Time to restore service is a DORA metric that shows the time it takes to restore service incidents that impact the user. Use this metric to help monitor the stability of your service and platform.
Which reports use Time to restore service?
Time to restore service information is available in Home, Retrospective, and Team health insights.
Note: Time to restore service requires an incident configuration. If you don’t configure incidents, you won’t see Time to restore service data.
Home
Customize your selected metrics to include Time to restore service in Home. Use this report as a high-level summary of your team’s average Time to restore service. Learn more about Home.
Retrospective report
Details about Time to restore service are available in the Retrospective report.

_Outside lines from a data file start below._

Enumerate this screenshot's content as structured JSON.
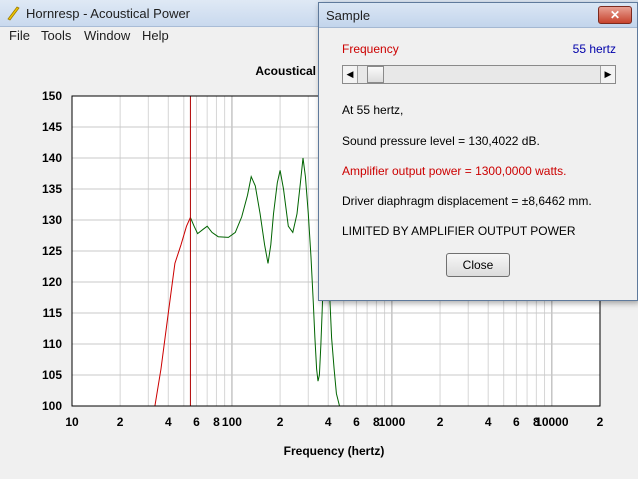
{
  "window": {
    "title": "Hornresp - Acoustical Power"
  },
  "menu": {
    "items": [
      "File",
      "Tools",
      "Window",
      "Help"
    ]
  },
  "chart_data": {
    "type": "line",
    "title": "Acoustical Power (dB)",
    "xlabel": "Frequency (hertz)",
    "ylabel": "",
    "x_scale": "log",
    "xlim": [
      10,
      20000
    ],
    "ylim": [
      100,
      150
    ],
    "yticks": [
      100,
      105,
      110,
      115,
      120,
      125,
      130,
      135,
      140,
      145,
      150
    ],
    "xtick_labels": [
      {
        "f": 10,
        "t": "10"
      },
      {
        "f": 20,
        "t": "2"
      },
      {
        "f": 40,
        "t": "4"
      },
      {
        "f": 60,
        "t": "6"
      },
      {
        "f": 80,
        "t": "8"
      },
      {
        "f": 100,
        "t": "100"
      },
      {
        "f": 200,
        "t": "2"
      },
      {
        "f": 400,
        "t": "4"
      },
      {
        "f": 600,
        "t": "6"
      },
      {
        "f": 800,
        "t": "8"
      },
      {
        "f": 1000,
        "t": "1000"
      },
      {
        "f": 2000,
        "t": "2"
      },
      {
        "f": 4000,
        "t": "4"
      },
      {
        "f": 6000,
        "t": "6"
      },
      {
        "f": 8000,
        "t": "8"
      },
      {
        "f": 10000,
        "t": "10000"
      },
      {
        "f": 20000,
        "t": "2"
      }
    ],
    "grid": true,
    "marker_frequency": 55,
    "series": [
      {
        "color": "#cc0000",
        "points": [
          [
            33,
            100
          ],
          [
            36,
            106
          ],
          [
            40,
            115
          ],
          [
            44,
            123
          ],
          [
            48,
            126
          ],
          [
            52,
            129
          ],
          [
            55,
            130.4
          ]
        ]
      },
      {
        "color": "#006400",
        "points": [
          [
            55,
            130.4
          ],
          [
            58,
            129
          ],
          [
            61,
            127.8
          ],
          [
            66,
            128.5
          ],
          [
            70,
            129
          ],
          [
            75,
            128
          ],
          [
            82,
            127.3
          ],
          [
            95,
            127.2
          ],
          [
            105,
            128
          ],
          [
            115,
            130.5
          ],
          [
            125,
            134
          ],
          [
            132,
            137
          ],
          [
            140,
            135.5
          ],
          [
            150,
            131
          ],
          [
            160,
            126
          ],
          [
            168,
            123
          ],
          [
            175,
            126
          ],
          [
            182,
            131
          ],
          [
            192,
            136
          ],
          [
            200,
            138
          ],
          [
            210,
            135
          ],
          [
            225,
            129
          ],
          [
            240,
            128
          ],
          [
            255,
            131
          ],
          [
            268,
            136
          ],
          [
            278,
            140
          ],
          [
            288,
            137
          ],
          [
            300,
            131
          ],
          [
            312,
            124
          ],
          [
            322,
            117
          ],
          [
            330,
            111
          ],
          [
            338,
            106
          ],
          [
            345,
            104
          ],
          [
            352,
            105
          ],
          [
            360,
            110
          ],
          [
            370,
            118
          ],
          [
            380,
            124
          ],
          [
            392,
            127
          ],
          [
            405,
            120
          ],
          [
            420,
            111
          ],
          [
            435,
            106
          ],
          [
            450,
            102
          ],
          [
            470,
            100
          ]
        ]
      }
    ]
  },
  "dialog": {
    "title": "Sample",
    "close_glyph": "✕",
    "frequency_label": "Frequency",
    "frequency_value": "55 hertz",
    "slider_fraction": 0.04,
    "line_at": "At 55 hertz,",
    "line_spl": "Sound pressure level = 130,4022 dB.",
    "line_power": "Amplifier output power = 1300,0000 watts.",
    "line_displacement": "Driver diaphragm displacement = ±8,6462 mm.",
    "line_limit": "LIMITED BY AMPLIFIER OUTPUT POWER",
    "close_button": "Close"
  }
}
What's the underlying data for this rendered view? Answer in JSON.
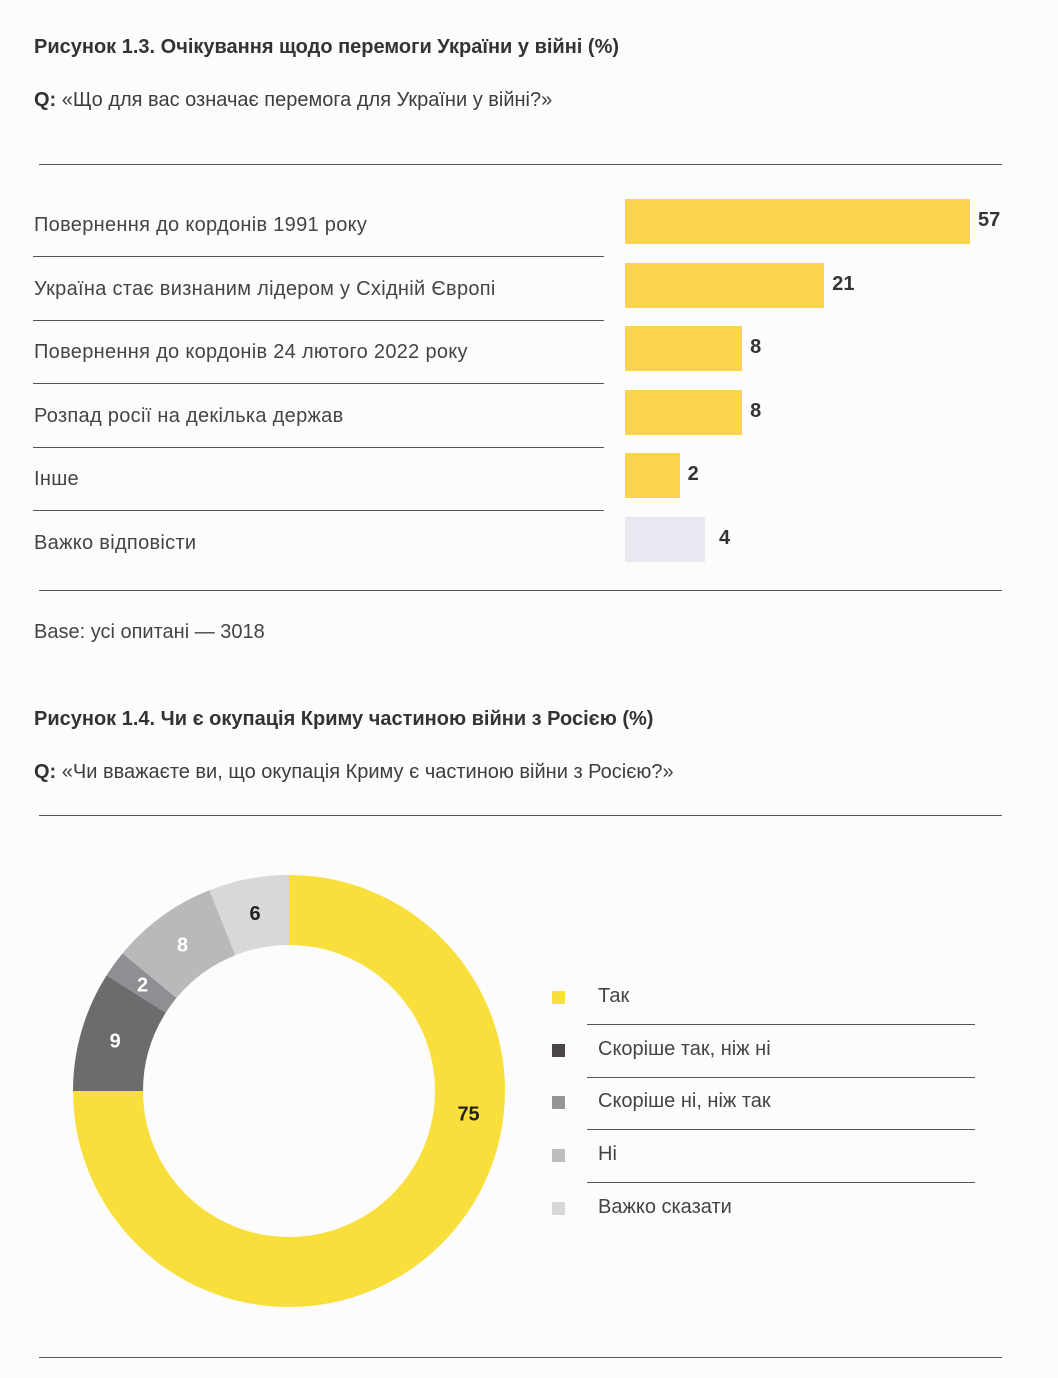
{
  "figure1": {
    "title": "Рисунок 1.3. Очікування щодо перемоги України у війні (%)",
    "q_prefix": "Q:",
    "question": "«Що для вас означає перемога для України у війні?»",
    "base": "Base: усі опитані — 3018"
  },
  "figure2": {
    "title": "Рисунок 1.4. Чи є окупація Криму частиною війни з Росією (%)",
    "q_prefix": "Q:",
    "question": "«Чи вважаєте ви, що окупація Криму є частиною війни з Росією?»"
  },
  "chart_data": [
    {
      "type": "bar",
      "orientation": "horizontal",
      "title": "Рисунок 1.3. Очікування щодо перемоги України у війні (%)",
      "categories": [
        "Повернення до кордонів 1991 року",
        "Україна стає визнаним лідером у Східній Європі",
        "Повернення до кордонів 24 лютого 2022 року",
        "Розпад росії на декілька держав",
        "Інше",
        "Важко відповісти"
      ],
      "values": [
        57,
        21,
        8,
        8,
        2,
        4
      ],
      "labels": [
        "57",
        "21",
        "8",
        "8",
        "2",
        "4"
      ],
      "colors": [
        "#fad44e",
        "#fad44e",
        "#fad44e",
        "#fad44e",
        "#fad44e",
        "#e9e8f0"
      ],
      "xlabel": "",
      "ylabel": ""
    },
    {
      "type": "pie",
      "donut": true,
      "title": "Рисунок 1.4. Чи є окупація Криму частиною війни з Росією (%)",
      "categories": [
        "Так",
        "Скоріше так, ніж ні",
        "Скоріше ні, ніж так",
        "Ні",
        "Важко сказати"
      ],
      "values": [
        75,
        9,
        2,
        8,
        6
      ],
      "labels": [
        "75",
        "9",
        "2",
        "8",
        "6"
      ],
      "colors": [
        "#f9df3c",
        "#6c6b6e",
        "#8f8f93",
        "#b9b9bb",
        "#d9d8d8"
      ],
      "label_colors": [
        "#222222",
        "#ffffff",
        "#ffffff",
        "#ffffff",
        "#222222"
      ],
      "legend_colors": [
        "#f9df3c",
        "#4a4647",
        "#959597",
        "#bdbdbd",
        "#d9d8d8"
      ],
      "legend": "right"
    }
  ]
}
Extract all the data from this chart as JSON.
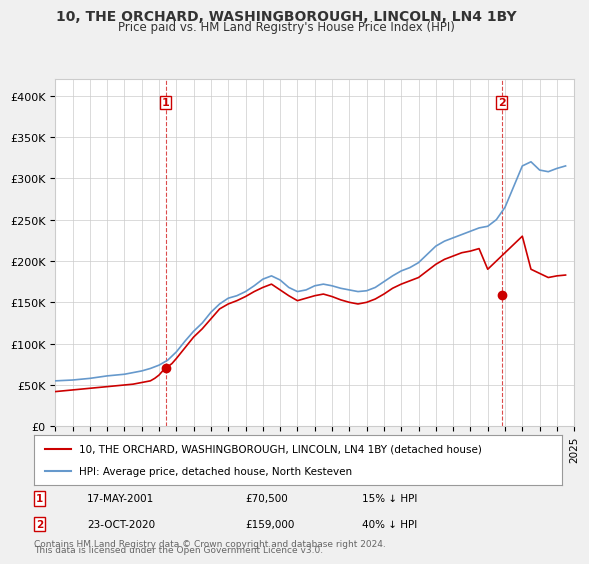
{
  "title": "10, THE ORCHARD, WASHINGBOROUGH, LINCOLN, LN4 1BY",
  "subtitle": "Price paid vs. HM Land Registry's House Price Index (HPI)",
  "legend_line1": "10, THE ORCHARD, WASHINGBOROUGH, LINCOLN, LN4 1BY (detached house)",
  "legend_line2": "HPI: Average price, detached house, North Kesteven",
  "footer1": "Contains HM Land Registry data © Crown copyright and database right 2024.",
  "footer2": "This data is licensed under the Open Government Licence v3.0.",
  "sale1_date": "17-MAY-2001",
  "sale1_price": "£70,500",
  "sale1_hpi": "15% ↓ HPI",
  "sale2_date": "23-OCT-2020",
  "sale2_price": "£159,000",
  "sale2_hpi": "40% ↓ HPI",
  "price_color": "#cc0000",
  "hpi_color": "#6699cc",
  "marker1_color": "#cc0000",
  "marker2_color": "#cc0000",
  "background_color": "#f0f0f0",
  "plot_bg_color": "#ffffff",
  "ylim": [
    0,
    420000
  ],
  "yticks": [
    0,
    50000,
    100000,
    150000,
    200000,
    250000,
    300000,
    350000,
    400000
  ],
  "ytick_labels": [
    "£0",
    "£50K",
    "£100K",
    "£150K",
    "£200K",
    "£250K",
    "£300K",
    "£350K",
    "£400K"
  ],
  "hpi_years": [
    1995,
    1995.5,
    1996,
    1996.5,
    1997,
    1997.5,
    1998,
    1998.5,
    1999,
    1999.5,
    2000,
    2000.5,
    2001,
    2001.5,
    2002,
    2002.5,
    2003,
    2003.5,
    2004,
    2004.5,
    2005,
    2005.5,
    2006,
    2006.5,
    2007,
    2007.5,
    2008,
    2008.5,
    2009,
    2009.5,
    2010,
    2010.5,
    2011,
    2011.5,
    2012,
    2012.5,
    2013,
    2013.5,
    2014,
    2014.5,
    2015,
    2015.5,
    2016,
    2016.5,
    2017,
    2017.5,
    2018,
    2018.5,
    2019,
    2019.5,
    2020,
    2020.5,
    2021,
    2021.5,
    2022,
    2022.5,
    2023,
    2023.5,
    2024,
    2024.5
  ],
  "hpi_values": [
    55000,
    55500,
    56000,
    57000,
    58000,
    59500,
    61000,
    62000,
    63000,
    65000,
    67000,
    70000,
    74000,
    80000,
    90000,
    103000,
    115000,
    125000,
    138000,
    148000,
    155000,
    158000,
    163000,
    170000,
    178000,
    182000,
    177000,
    168000,
    163000,
    165000,
    170000,
    172000,
    170000,
    167000,
    165000,
    163000,
    164000,
    168000,
    175000,
    182000,
    188000,
    192000,
    198000,
    208000,
    218000,
    224000,
    228000,
    232000,
    236000,
    240000,
    242000,
    250000,
    265000,
    290000,
    315000,
    320000,
    310000,
    308000,
    312000,
    315000
  ],
  "price_years": [
    1995,
    1995.25,
    1995.5,
    1995.75,
    1996,
    1996.25,
    1996.5,
    1996.75,
    1997,
    1997.25,
    1997.5,
    1997.75,
    1998,
    1998.25,
    1998.5,
    1998.75,
    1999,
    1999.25,
    1999.5,
    1999.75,
    2000,
    2000.25,
    2000.5,
    2000.75,
    2001,
    2001.25,
    2001.5,
    2001.75,
    2002,
    2002.5,
    2003,
    2003.5,
    2004,
    2004.5,
    2005,
    2005.5,
    2006,
    2006.5,
    2007,
    2007.5,
    2008,
    2008.5,
    2009,
    2009.5,
    2010,
    2010.5,
    2011,
    2011.5,
    2012,
    2012.5,
    2013,
    2013.5,
    2014,
    2014.5,
    2015,
    2015.5,
    2016,
    2016.5,
    2017,
    2017.5,
    2018,
    2018.5,
    2019,
    2019.5,
    2020,
    2020.5,
    2021,
    2021.5,
    2022,
    2022.5,
    2023,
    2023.5,
    2024,
    2024.5
  ],
  "price_values": [
    42000,
    42500,
    43000,
    43500,
    44000,
    44500,
    45000,
    45500,
    46000,
    46500,
    47000,
    47500,
    48000,
    48500,
    49000,
    49500,
    50000,
    50500,
    51000,
    52000,
    53000,
    54000,
    55000,
    58000,
    62000,
    68000,
    72000,
    76000,
    82000,
    95000,
    108000,
    118000,
    130000,
    142000,
    148000,
    152000,
    157000,
    163000,
    168000,
    172000,
    165000,
    158000,
    152000,
    155000,
    158000,
    160000,
    157000,
    153000,
    150000,
    148000,
    150000,
    154000,
    160000,
    167000,
    172000,
    176000,
    180000,
    188000,
    196000,
    202000,
    206000,
    210000,
    212000,
    215000,
    190000,
    200000,
    210000,
    220000,
    230000,
    190000,
    185000,
    180000,
    182000,
    183000
  ],
  "xlim": [
    1995,
    2025
  ],
  "xticks": [
    1995,
    1996,
    1997,
    1998,
    1999,
    2000,
    2001,
    2002,
    2003,
    2004,
    2005,
    2006,
    2007,
    2008,
    2009,
    2010,
    2011,
    2012,
    2013,
    2014,
    2015,
    2016,
    2017,
    2018,
    2019,
    2020,
    2021,
    2022,
    2023,
    2024,
    2025
  ],
  "sale1_x": 2001.38,
  "sale1_y": 70500,
  "sale2_x": 2020.81,
  "sale2_y": 159000
}
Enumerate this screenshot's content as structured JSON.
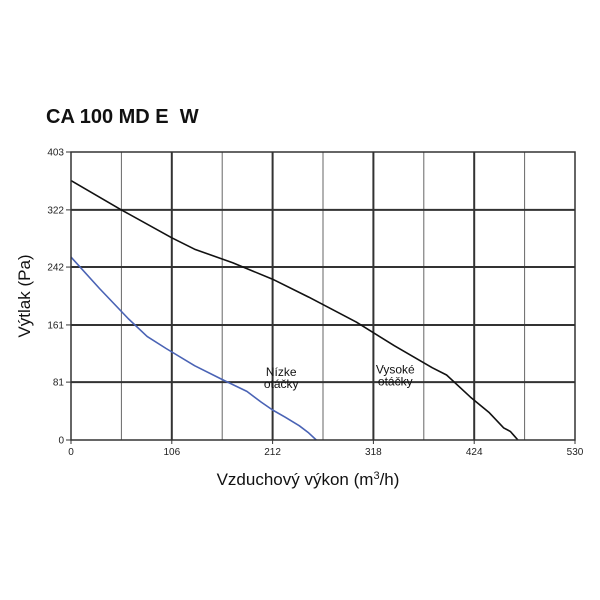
{
  "chart_data": {
    "type": "line",
    "title": "CA 100 MD E  W",
    "xlabel": "Vzduchový výkon (m",
    "xlabel_sup": "3",
    "xlabel_end": "/h)",
    "ylabel": "Výtlak (Pa)",
    "xlim": [
      0,
      530
    ],
    "ylim": [
      0,
      403
    ],
    "x_ticks": [
      0,
      106,
      212,
      318,
      424,
      530
    ],
    "y_ticks": [
      0,
      81,
      161,
      242,
      322,
      403
    ],
    "x_tick_labels": [
      "0",
      "106",
      "212",
      "318",
      "424",
      "530"
    ],
    "y_tick_labels": [
      "0",
      "81",
      "161",
      "242",
      "322",
      "403"
    ],
    "grid": true,
    "legend": "none",
    "series": [
      {
        "color": "#111111",
        "x": [
          0,
          53,
          106,
          130,
          170,
          212,
          250,
          300,
          340,
          380,
          395,
          420,
          440,
          455,
          462,
          466,
          470
        ],
        "y": [
          363,
          322,
          283,
          267,
          248,
          225,
          200,
          165,
          132,
          101,
          91,
          60,
          38,
          17,
          12,
          6,
          0
        ]
      },
      {
        "color": "#4a63b5",
        "x": [
          0,
          30,
          60,
          80,
          100,
          130,
          160,
          185,
          200,
          212,
          225,
          240,
          250,
          258
        ],
        "y": [
          256,
          212,
          170,
          145,
          128,
          104,
          84,
          68,
          53,
          42,
          32,
          20,
          10,
          0
        ]
      }
    ],
    "annotations": [
      {
        "lines": [
          "Nízke",
          "otáčky"
        ],
        "x": 221,
        "y": 80
      },
      {
        "lines": [
          "Vysoké",
          "otáčky"
        ],
        "x": 341,
        "y": 83
      }
    ]
  }
}
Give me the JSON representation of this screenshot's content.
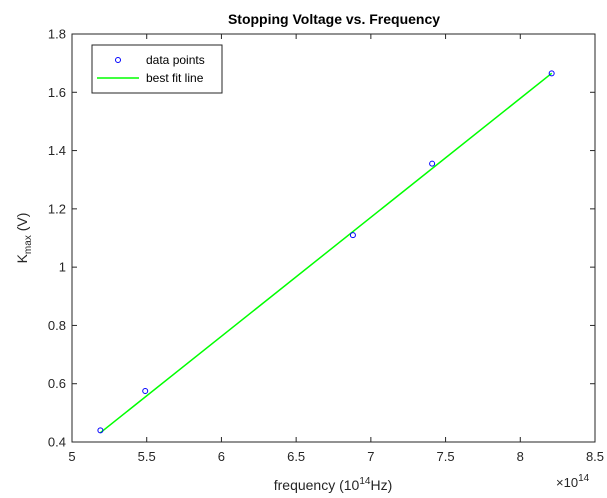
{
  "chart_data": {
    "type": "scatter",
    "title": "Stopping Voltage vs. Frequency",
    "xlabel": {
      "prefix": "frequency (10",
      "sup": "14",
      "suffix": "Hz)"
    },
    "ylabel": {
      "main": "K",
      "sub": "max",
      "suffix": " (V)"
    },
    "x_exponent": {
      "prefix": "×10",
      "sup": "14"
    },
    "xlim": [
      5,
      8.5
    ],
    "ylim": [
      0.4,
      1.8
    ],
    "xticks": [
      "5",
      "5.5",
      "6",
      "6.5",
      "7",
      "7.5",
      "8",
      "8.5"
    ],
    "yticks": [
      "0.4",
      "0.6",
      "0.8",
      "1",
      "1.2",
      "1.4",
      "1.6",
      "1.8"
    ],
    "grid": false,
    "legend_position": "top-left",
    "series": [
      {
        "name": "data points",
        "kind": "scatter",
        "marker": "circle",
        "color": "#0000ff",
        "x": [
          5.19,
          5.49,
          6.88,
          7.41,
          8.21
        ],
        "y": [
          0.44,
          0.575,
          1.11,
          1.355,
          1.665
        ]
      },
      {
        "name": "best fit line",
        "kind": "line",
        "color": "#00ff00",
        "x": [
          5.19,
          8.21
        ],
        "y": [
          0.432,
          1.665
        ]
      }
    ]
  }
}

Managers can use this report for a detailed analysis of Time to restore service and answer the following questions:
- What incidents had to be restored?
- Which incidents took the longest to restore?
Team health insights
Team health insights provides a team-level view of Time to restore service. Use it to see how your teams and nested teams are doing across a certain time period.
What does Time to restore service measure?
Time to restore service measures the time between an incident occurring and the incident being resolved.
To help minimize restore times:
- Use rollback procedures.
- Integrate feature flags and test new features by toggling them on for different groups of users at a time.
How is Time to restore service calculated?
Time to restore service = Total time spent on incidents/number of incidents
Flow uses incident creation time and incident resolution time to calculate an average Time to restore service for the user’s set date range on Home. Incidents are defined by a user’s custom configurations. Learn more about incident configurations.
Incidents are attributed to a team if anyone on the team was ever assigned to the ticket.
Flow uses ticket data from your integration to track when an incident occurs. Flow uses the ingested ticket time for when the ticket was opened to determine when a ticket was opened or closed.
What settings can affect Time to restore service?
The following settings can affect how Flow calculates Time to restore service:
- Incident configurations
- If a project is imported or not
- Date range
How do date ranges affect Time to restore service?
The date range affects the average time to restore service calculation. Use Flow’s date range filter to view the incidents within the selected date range. To determine which incidents to include in the calculation for a certain date range filter, the incident's closed date must be included in that date range.
Below is an example of when an incident is captured in Time to restore service.
Incident start date | Incident end date | Date range filter | Does it show as an incident | Which day |
---|---|---|---|---|
1/5/2022 | 1/8/2022 | 1/2 - 1/5 | No | |
1/6 - 1/7 | No | |||
1/2 - 1/8 | Yes | 1/8 | ||
1/7- 1-15 | Yes | 1/8 |
Note: Change failure rate uses the created date of an incident to select whether to show an incident. Because of this, the number of incidents for Change failure rate and Time to restore service for a given time period may not match.
Time to restore service benchmarks
Flow uses four benchmarks to categorize the status of Time to restore service. An elite benchmark indicates a healthy Time to restore service, while a low benchmark indicates potential platform instability. The benchmarks displayed for this DORA metric are partially based on the 2021 State of DevOps Report (PDF, opens in new tab), and customized for Flow. Flow compares the value of the metric against these benchmarks.
Not all processes and organizations allow for meeting the elite rating. Use the time as a signal to indicate where your team can focus their efforts in removing friction. The goal is continuous improvement rather than meeting a benchmark.